Intransitive preferences is well known to experimental economists, but a hard pill to swallow for many, as it destroys a lot of algorithms (which depends on that) and require more robust tools like https://en.wikipedia.org/wiki/Paraconsistent_logic
I think it's similar to how many dislike the non-deterministic output of LLM: when you use statistical tools, a non-deterministic output is a VERY nice feature to explore conceptual spaces with abductive reasoning: https://en.wikipedia.org/wiki/Abductive_reasoning
It's a tool I was using at a previous company, mixing LLMs, statistics and formal tools.
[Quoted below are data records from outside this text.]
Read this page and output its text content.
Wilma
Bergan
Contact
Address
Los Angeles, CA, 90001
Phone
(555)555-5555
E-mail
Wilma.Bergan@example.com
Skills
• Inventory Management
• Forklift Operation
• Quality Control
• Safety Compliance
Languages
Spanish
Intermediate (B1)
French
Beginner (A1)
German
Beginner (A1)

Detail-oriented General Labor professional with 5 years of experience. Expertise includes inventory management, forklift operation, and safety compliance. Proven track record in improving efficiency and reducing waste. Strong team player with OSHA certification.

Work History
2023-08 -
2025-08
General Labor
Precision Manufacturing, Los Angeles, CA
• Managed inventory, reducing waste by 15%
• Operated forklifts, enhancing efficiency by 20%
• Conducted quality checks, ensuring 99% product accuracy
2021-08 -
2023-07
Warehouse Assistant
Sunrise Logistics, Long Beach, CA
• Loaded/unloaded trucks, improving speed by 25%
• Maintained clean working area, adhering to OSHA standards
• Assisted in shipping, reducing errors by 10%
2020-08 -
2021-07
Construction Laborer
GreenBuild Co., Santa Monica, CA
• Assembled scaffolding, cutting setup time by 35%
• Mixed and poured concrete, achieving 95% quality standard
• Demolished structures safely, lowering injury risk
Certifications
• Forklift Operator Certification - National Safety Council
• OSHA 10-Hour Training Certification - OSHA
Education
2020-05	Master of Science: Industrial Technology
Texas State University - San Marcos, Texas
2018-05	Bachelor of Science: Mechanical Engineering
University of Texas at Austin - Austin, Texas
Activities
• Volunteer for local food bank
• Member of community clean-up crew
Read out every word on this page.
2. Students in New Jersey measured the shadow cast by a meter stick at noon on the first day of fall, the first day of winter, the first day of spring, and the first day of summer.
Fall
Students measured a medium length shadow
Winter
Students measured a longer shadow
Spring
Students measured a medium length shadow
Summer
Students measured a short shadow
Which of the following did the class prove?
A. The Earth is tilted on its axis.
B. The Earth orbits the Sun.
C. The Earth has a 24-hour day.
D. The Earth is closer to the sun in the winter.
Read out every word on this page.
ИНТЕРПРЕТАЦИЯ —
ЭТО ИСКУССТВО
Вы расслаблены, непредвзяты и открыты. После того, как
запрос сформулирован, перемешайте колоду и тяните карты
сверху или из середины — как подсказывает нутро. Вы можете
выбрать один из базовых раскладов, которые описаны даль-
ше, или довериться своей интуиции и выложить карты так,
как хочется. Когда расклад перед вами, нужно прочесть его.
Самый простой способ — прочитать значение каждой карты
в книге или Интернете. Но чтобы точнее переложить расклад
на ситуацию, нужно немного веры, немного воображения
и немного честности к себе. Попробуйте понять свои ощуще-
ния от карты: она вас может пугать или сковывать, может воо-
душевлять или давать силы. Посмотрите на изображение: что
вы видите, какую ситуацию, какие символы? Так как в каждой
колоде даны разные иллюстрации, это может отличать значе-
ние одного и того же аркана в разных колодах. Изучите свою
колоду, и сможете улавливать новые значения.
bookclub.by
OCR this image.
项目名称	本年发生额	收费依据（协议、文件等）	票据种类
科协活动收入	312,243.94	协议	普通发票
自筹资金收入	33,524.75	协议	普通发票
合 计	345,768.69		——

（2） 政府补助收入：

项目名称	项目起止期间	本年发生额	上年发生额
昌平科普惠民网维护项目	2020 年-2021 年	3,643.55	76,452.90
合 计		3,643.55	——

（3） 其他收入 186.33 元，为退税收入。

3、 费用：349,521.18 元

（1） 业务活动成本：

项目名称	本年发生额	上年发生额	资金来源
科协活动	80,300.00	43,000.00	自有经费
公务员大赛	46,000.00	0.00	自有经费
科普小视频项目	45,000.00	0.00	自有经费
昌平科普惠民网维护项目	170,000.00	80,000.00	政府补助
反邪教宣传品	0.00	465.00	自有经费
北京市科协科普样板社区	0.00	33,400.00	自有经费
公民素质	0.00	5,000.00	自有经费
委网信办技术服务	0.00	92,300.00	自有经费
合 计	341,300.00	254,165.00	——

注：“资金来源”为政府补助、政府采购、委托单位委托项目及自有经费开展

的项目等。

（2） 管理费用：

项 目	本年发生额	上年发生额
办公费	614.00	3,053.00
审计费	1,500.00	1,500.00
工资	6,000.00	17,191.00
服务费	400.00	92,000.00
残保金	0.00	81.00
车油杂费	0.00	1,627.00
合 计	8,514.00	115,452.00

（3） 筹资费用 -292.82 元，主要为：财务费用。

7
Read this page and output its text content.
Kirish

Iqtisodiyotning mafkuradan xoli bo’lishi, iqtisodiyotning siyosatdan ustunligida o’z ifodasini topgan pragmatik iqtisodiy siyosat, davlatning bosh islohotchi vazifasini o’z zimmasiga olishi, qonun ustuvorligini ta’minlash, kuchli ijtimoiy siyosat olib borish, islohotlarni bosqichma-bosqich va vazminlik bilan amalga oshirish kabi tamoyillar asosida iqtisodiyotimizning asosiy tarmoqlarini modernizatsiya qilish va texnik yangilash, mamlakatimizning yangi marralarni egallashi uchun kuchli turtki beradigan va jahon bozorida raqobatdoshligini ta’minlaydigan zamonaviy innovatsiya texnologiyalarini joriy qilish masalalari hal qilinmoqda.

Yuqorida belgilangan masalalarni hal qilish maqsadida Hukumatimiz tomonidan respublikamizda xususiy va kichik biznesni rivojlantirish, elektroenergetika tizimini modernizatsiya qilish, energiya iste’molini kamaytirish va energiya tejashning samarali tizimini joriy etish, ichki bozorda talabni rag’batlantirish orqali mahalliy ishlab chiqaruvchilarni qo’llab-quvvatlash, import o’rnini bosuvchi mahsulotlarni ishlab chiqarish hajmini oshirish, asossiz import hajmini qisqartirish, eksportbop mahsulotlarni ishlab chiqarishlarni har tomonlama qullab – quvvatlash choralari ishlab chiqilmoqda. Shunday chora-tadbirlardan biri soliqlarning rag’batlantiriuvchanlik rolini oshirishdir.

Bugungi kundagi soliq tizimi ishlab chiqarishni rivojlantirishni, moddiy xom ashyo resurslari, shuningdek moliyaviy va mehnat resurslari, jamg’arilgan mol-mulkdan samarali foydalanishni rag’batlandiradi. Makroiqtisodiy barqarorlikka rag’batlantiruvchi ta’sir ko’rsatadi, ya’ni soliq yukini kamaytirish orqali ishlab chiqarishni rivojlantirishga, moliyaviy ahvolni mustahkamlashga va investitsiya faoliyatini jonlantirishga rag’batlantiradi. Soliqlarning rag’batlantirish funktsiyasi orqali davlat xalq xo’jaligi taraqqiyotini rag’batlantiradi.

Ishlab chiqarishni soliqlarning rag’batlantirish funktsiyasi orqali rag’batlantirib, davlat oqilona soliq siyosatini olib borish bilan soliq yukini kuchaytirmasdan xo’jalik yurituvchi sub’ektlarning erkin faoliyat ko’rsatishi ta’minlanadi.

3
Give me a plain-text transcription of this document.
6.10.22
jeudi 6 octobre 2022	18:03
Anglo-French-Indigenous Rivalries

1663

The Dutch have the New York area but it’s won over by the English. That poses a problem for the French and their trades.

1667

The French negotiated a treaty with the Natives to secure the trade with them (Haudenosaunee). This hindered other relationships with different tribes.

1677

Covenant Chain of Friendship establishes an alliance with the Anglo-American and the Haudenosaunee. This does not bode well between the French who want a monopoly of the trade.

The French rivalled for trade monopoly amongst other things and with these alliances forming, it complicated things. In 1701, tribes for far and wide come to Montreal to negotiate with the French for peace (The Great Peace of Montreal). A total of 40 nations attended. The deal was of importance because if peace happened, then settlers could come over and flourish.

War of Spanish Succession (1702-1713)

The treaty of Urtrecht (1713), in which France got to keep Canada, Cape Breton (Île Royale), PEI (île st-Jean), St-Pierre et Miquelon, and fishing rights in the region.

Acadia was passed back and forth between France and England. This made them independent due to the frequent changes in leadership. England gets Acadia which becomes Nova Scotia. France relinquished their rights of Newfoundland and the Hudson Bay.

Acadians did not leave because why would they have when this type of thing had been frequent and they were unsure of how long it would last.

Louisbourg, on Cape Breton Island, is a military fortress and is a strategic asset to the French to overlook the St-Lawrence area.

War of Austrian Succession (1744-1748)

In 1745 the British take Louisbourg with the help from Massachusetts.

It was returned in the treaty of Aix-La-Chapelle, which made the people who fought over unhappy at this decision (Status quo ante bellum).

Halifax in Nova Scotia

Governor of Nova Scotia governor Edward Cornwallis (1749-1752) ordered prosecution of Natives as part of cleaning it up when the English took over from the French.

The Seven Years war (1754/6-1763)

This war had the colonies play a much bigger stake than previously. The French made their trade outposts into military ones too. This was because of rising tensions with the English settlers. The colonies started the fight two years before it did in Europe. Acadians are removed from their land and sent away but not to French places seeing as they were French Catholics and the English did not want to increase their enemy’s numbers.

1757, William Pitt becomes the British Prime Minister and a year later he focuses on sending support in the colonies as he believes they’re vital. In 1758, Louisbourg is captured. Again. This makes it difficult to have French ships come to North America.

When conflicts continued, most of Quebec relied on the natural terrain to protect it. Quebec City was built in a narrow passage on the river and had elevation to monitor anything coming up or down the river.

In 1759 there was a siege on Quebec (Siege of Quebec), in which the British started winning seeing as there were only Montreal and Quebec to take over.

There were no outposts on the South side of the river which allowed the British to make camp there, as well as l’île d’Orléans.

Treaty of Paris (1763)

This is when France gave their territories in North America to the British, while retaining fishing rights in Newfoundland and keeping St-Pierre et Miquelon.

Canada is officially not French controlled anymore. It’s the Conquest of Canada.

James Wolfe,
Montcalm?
I'm surprised there aren't more startups mixing LLM with z3 or even just prolog.
Thanks for the links, the "tradeoff" aspect of paraconsistent logic is interesting. I think one way to achieve consensus with your debate partner might be to consider that the language rep is "just" a nondeterministic decompression of "the facts". I'm primed to agree with you but
if conceptual thinking is manipulating abstract concepts after having been given concrete particulars, I'd say it relies heavily upon projection, which, as generalised "K" (from SKI), sounds awfully like calculation.
Here is why I think Gibson could in principle still be right (without necessarily summoning religious feelings)
[if we disregard that he said "concepts are key" -- though we can be yet more charitable and assume that he doesn't accept (median) human-level intelligence as the final boss]
Para-doxxing ">" Under-standing
(I haven't thought this through, just vibe-calculating, as it were, having pondered the necessity of concrete particulars for a split-second)
(More on that "sophistiKated" aspect of "projeKtion": turns out not to be as idiosynKratic as I'd presumed, but I traded bandwidth for immediacy here, so I'll let GP explain why that's interesting, if he indeed finds it is :)
Wolfram (selfstyled heir to Leibniz/Galois) seems to be serving himself a fronthanded compliment:
A more generous take on the previous post is that the dominant paradigm of Math (consistent logic, which depends on many things like transitive preference) is wrong, and that another type of Math could work.
If you look at the slide, the subtree of correct answers exists, what's missing is just a way to make them more prevalent instead of less.
Personally, I think LeCun is just leaping to the wrong conclusion because he's sticking to the wrong tools for the job.
My point is no type of math will work to model reason. Math is one of the many tools of reason, it is not the basis for reason. This is a very common error.
A less generous take would be that humans are also stoichastic parrots that can't help themselves but say something when they see a trigger word like math, Trump, transgender, or abortion.
Under the hood would reveal that we think in terms of concepts, attributes, space-time experience etc, and that language is just a means of serializing that conceptual understanding. We do not think in language.